To make matters even more complicated there is also a Munchausen by proxy syndrome in which the symptoms are feigned or induced in a child, often by the child’s mother. This gets attention since the victims are young and vulnerable and likely to become adult Munchausen’s.
It is not surprising that Munchausen patients elicit little sympathy. They are viewed as malingerers and their caregivers are offended by their deceptive and manipulative behaviour. There is no charitable foundation canvassing on behalf of Munchausen’s patients, no trust to fund research into its cause.

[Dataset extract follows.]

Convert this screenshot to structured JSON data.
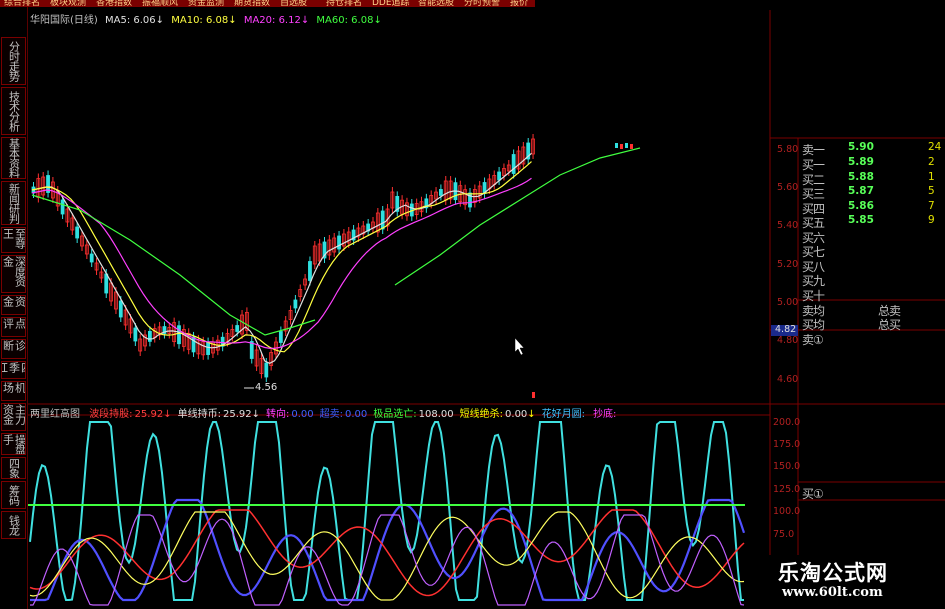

No effective treatment has been reported and, in any case, they show no interest in being cured. They are elusive, adept at deceiving young doctors and nurses and at vanishing as soon as their deceptions are revealed. They are the phantoms that haunt Emergency Rooms, lurking in the shadows at the fringes of society and disappearing as soon as the light is shone on them. Like the Baron Munchausen of old, they are itinerant story tellers, playing to a credulous audience and attempting to keep one step ahead of discovery.
Asher, R. (1951). “Munchausen’s syndrome.” Lancet 1(6650): 339-341.
Yates, G. P. and M. D. Feldman (2016). “Factitious disorder: a systematic review of 455 cases in the professional literature.” General hospital psychiatry 41: 20-28.